The conformation of the subunit protein in the plasma membrane caused controversy for some time. While the amino acid sequence of the subunit indicated that there seemed to be four transmembrane protein domains (parts of the protein that pass through the plasma membrane), proteins interacting with the subunit indicated that the N-terminus were extracellular, while the C-terminus were intracellular. However, if each of the four transmembrane domains went all the way through the plasma membrane, then the two termini would have to be on the same side of the membrane. It was eventually discovered that the second "transmembrane" domain (M2) does not fully traverse the membrane but instead forms a reentrant helix-loop, contributing to the ion-conducting pore of the receptor. The domain kinks back on itself within the membrane and returns to the intracellular side. When the four subunits of the tetramer come together, this second membranous domain forms the ion-permeable pore of the receptor. The M2 loop plays a crucial role in forming the ion channel's selectivity filter, with the helical portions of M2 contributing to hydrophobic interfaces between AMPAR subunits in the ion channel.
AMPAR subunits differ most in their C-terminal sequence, which determines their interactions with scaffolding proteins. All AMPARs contain PDZ-binding domains, but which PDZ domain they bind to differs. For example, GluA1 binds to SAP97 through SAP97's class I PDZ domain, while GluA2 binds to PICK1 and GRIP/ABP. Of note, AMPARs cannot directly bind to the common synaptic protein PSD-95 owing to incompatible PDZ domains, although they do interact with PSD-95 via stargazin (the prototypical member of the TARP family of AMPAR auxiliary subunits).

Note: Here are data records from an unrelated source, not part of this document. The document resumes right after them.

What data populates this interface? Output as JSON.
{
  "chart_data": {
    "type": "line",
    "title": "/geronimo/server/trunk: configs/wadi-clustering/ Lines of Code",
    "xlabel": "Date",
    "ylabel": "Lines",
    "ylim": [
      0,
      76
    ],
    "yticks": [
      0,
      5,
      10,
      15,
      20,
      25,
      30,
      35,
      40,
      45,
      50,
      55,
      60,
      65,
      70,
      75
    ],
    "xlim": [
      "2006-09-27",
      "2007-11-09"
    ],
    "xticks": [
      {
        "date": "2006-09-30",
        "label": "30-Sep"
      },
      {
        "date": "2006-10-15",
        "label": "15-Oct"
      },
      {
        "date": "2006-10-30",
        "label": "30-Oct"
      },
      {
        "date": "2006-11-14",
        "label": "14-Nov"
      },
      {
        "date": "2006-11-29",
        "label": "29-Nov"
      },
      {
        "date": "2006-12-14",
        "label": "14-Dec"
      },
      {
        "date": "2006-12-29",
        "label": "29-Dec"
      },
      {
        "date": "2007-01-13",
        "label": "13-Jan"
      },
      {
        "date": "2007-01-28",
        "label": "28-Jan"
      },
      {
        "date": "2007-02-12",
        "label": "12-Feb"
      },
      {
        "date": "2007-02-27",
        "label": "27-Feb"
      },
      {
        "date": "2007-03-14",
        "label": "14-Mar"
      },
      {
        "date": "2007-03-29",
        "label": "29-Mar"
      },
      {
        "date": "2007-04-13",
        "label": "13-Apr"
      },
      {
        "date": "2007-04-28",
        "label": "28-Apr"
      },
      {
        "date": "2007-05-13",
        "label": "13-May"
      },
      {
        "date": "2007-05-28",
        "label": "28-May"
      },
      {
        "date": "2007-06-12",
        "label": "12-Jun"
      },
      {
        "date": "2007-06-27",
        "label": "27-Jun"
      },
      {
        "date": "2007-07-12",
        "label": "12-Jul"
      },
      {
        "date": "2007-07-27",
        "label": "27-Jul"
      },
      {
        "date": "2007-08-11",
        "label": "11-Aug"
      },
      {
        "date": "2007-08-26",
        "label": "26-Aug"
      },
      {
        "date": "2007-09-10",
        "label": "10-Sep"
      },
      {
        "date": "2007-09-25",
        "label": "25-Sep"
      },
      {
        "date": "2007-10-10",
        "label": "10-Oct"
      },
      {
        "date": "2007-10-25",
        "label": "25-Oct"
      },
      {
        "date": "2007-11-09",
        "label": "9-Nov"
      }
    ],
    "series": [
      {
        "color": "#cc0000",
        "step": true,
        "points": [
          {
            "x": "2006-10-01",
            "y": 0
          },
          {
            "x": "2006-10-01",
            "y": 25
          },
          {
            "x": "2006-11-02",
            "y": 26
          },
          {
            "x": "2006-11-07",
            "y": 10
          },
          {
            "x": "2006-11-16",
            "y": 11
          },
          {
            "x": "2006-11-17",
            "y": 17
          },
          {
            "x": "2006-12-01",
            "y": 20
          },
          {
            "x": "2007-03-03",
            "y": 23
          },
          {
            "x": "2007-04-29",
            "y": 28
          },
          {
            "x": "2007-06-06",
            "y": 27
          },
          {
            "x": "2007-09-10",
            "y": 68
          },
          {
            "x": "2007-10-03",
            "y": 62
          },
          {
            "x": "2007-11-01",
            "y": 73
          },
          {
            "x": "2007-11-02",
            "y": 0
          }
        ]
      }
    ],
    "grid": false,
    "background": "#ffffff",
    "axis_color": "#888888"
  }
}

Phosphorylation of AMPARs can regulate channel localization, conductance, and open probability. GluA1 has four known phosphorylation sites at serine 818 (S818), S831, threonine 840, and S845 (other subunits have similar phosphorylation sites, but GluR1 has been the most extensively studied). S818 is phosphorylated by protein kinase C (PKC) and is necessary for long-term potentiation (LTP; for GluA1's role in LTP, see below). S831 is phosphorylated by CaMKII and PKC during LTP, which helps deliver GluA1-containing AMPAR to the synapse, and increases their single channel conductance. The T840 site was more recently discovered, and has been implicated in LTD. Finally, S845 is phosphorylated by protein kinase A (PKA) which regulates its open probability.
AMPA receptors are integral to fast excitatory neurotransmission in the CNS. Each receptor is a tetramer composed of four subunits, each providing a binding site for agonists like glutamate. The ligand-binding domain is formed by the N-terminal tail and the extracellular loop between transmembrane domains three and four. The subunit composition significantly influences the receptor's functional properties, including ion permeability and gating kinetics.
Upon glutamate binding, these two loops move towards each other, leading to pore opening. The channel opens when two sites are occupied, and increases its current as more binding sites are occupied. This opening allows the influx of sodium (Na⁺) and, depending on subunit composition, calcium (Ca²⁺) ions into the postsynaptic neuron, leading to depolarization and the propagation of excitatory signals. Once open, the channel may undergo rapid desensitization, stopping the current.
The mechanism of desensitization is due to a small change in angle of one of the parts of the binding site, closing the pore. AMPARs open and close quickly (1ms), and are thus responsible for most of the fast excitatory postsynaptic transmission in the central nervous system.